Im Bereich des klassischen Jazz gab es viele weitere Höhepunkte. Vibraphonist Bobby Hutcherson schwelgte mit Cedar Waltons Trio in Rhythmus und Melodie. Pianist Kenny Barron demonstrierte harmonische Meisterschaft im Quartett mit dem vielseitigen Saxofonisten David Sanchez. Bassist Ron Carter bot Kammermusik in ihrer schönsten Form im Trio mit Pianist Mulgrew Miller und Gitarrist Russell Malone. Pianist Chick Corea faszinierte mit der unbändigen Spielfreude seiner Freedom Star Band mit Kenny Garrett, Chrstian McBride und dem alterslosen Schlagzeuger Roy Haynes. Saxofonist Odean Pope zelebrierte das Programm seiner exzellenten CD „Odean’s List“ in All Star Besetzung u.a. mit James Carter, Eddie Henderson und dem mächtig antreibenden Jeff Tain Watts. Vijay Iyer zeigte den State-of-the-Art des modernen Klaviertrios. Sonny Rollins feierte seinen bevorstehenden achtzigsten Geburtstag mit seinem neubesetzten Quintett mit Gitarrist Peter Bernstein in gewohnter Manier, indem er sein 1,5-Stunden Konzert erstmal mit einem 20-minütigen Solo begann, das zu keinem Zeitpunkt langweilig wurde. Joshua Redman ließ sich von seinem Double Trio zu solistischen Höhenflügen antreiben, bevor Chris Potter zu einem faszinierenden Finale dazu stieß. Da trat der weltmusikalisch-unbefriedigende Auftritt zum 70-sten Geburtstag von Herbie Hancock schnell in den Hintergrund.

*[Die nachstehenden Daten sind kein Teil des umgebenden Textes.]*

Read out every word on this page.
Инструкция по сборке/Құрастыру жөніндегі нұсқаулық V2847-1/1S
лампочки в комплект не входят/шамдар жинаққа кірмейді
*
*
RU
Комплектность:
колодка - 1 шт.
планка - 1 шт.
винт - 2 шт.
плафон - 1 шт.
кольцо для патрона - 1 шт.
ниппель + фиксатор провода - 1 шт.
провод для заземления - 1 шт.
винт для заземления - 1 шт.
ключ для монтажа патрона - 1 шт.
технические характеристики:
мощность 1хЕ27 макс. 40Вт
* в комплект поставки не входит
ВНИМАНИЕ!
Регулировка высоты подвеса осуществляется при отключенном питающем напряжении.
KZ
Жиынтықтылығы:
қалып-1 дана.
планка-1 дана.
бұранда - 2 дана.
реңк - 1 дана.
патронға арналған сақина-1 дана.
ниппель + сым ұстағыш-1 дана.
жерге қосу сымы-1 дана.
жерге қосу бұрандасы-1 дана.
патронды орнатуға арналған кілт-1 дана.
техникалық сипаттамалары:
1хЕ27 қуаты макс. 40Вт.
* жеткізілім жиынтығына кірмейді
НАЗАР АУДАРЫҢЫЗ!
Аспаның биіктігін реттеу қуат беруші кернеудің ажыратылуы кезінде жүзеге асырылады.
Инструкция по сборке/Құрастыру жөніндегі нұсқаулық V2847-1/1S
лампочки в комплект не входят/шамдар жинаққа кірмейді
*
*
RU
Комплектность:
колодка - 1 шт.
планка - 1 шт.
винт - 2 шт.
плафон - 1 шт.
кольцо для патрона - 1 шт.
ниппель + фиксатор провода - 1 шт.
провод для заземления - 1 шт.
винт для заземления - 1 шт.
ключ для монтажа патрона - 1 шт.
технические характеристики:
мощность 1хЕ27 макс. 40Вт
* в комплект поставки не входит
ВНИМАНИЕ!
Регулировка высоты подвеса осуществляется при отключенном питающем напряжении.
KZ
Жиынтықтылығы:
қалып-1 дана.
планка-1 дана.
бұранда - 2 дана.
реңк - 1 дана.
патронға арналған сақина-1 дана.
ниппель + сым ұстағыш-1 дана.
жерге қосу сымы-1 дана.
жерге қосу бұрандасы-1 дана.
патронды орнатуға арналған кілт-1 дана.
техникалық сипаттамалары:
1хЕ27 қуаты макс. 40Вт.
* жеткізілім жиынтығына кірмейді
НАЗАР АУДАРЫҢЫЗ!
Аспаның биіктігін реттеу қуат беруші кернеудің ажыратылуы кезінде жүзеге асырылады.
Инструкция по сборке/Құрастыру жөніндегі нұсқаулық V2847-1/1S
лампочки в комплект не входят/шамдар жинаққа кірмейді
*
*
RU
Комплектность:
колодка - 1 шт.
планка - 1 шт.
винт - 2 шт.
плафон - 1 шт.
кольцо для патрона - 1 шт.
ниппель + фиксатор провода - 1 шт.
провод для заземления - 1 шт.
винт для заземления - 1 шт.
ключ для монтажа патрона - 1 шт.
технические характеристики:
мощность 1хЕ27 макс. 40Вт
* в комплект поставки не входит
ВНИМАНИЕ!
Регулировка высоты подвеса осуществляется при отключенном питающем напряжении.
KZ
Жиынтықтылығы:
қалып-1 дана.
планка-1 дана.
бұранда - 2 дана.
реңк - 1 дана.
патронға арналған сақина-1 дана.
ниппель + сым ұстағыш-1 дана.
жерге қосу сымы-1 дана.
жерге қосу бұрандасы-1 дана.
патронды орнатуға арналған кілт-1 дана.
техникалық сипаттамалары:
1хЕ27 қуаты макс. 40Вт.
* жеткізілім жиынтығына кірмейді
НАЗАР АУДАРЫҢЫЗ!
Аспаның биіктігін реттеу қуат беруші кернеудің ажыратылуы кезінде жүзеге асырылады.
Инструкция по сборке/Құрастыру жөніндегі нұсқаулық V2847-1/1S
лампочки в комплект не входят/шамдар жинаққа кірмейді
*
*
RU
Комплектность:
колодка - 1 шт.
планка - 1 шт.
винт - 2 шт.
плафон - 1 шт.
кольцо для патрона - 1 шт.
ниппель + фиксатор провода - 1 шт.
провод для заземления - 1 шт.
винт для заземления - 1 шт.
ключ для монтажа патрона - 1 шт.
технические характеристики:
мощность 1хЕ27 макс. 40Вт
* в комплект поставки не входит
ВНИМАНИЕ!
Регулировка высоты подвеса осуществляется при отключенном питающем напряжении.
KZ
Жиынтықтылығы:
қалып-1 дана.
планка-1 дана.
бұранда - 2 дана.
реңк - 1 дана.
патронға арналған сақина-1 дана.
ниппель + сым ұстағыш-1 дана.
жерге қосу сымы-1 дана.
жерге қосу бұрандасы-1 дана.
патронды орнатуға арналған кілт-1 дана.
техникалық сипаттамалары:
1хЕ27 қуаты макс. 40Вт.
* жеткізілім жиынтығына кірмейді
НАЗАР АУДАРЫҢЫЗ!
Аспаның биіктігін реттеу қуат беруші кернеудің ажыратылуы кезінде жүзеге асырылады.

Auch auf der Pop-Schiene brachte North Sea ein unglaubliches Arsenal von Stars, das von Norah Jones bis Earth, Wind & Fire, von Al Green bis Macy Gray und von Katie Melua bis Joss Stone reichte. Am Ende wurden die Niederländer für die WM-Final-Niederlage von Stevie Wonder getröstet, der ein zweistündiges hit-geladenes Konzert bot und zum Schluss Quincy Jones zu sich auf die Bühne bat. Zwei Legenden, die die Geschichte der populären Musik der letzten 50 Jahre entscheidend geprägt haben, beendeten ein denkwürdiges Festival. Jan Willem Luyken hatte mit seinem stargesättigten Programm Erfolg gegen Fußball-WM und heiße Temperaturen an, aber finanziell dürfte sich das kaum gerechnet haben. Wie kann es in Rotterdam weitergehen? Mehr Stars geht nicht, aber vielleicht mehr Komfort (z.B. Klimatisierung), mehr interessante thematische Schienen, die durchaus auch mal Mainstream Jazz beinhalten dürfen, und etwas weniger Kommerz. Die nächste Ausgabe ist geplant vom 8. bis 10. Juli 2011.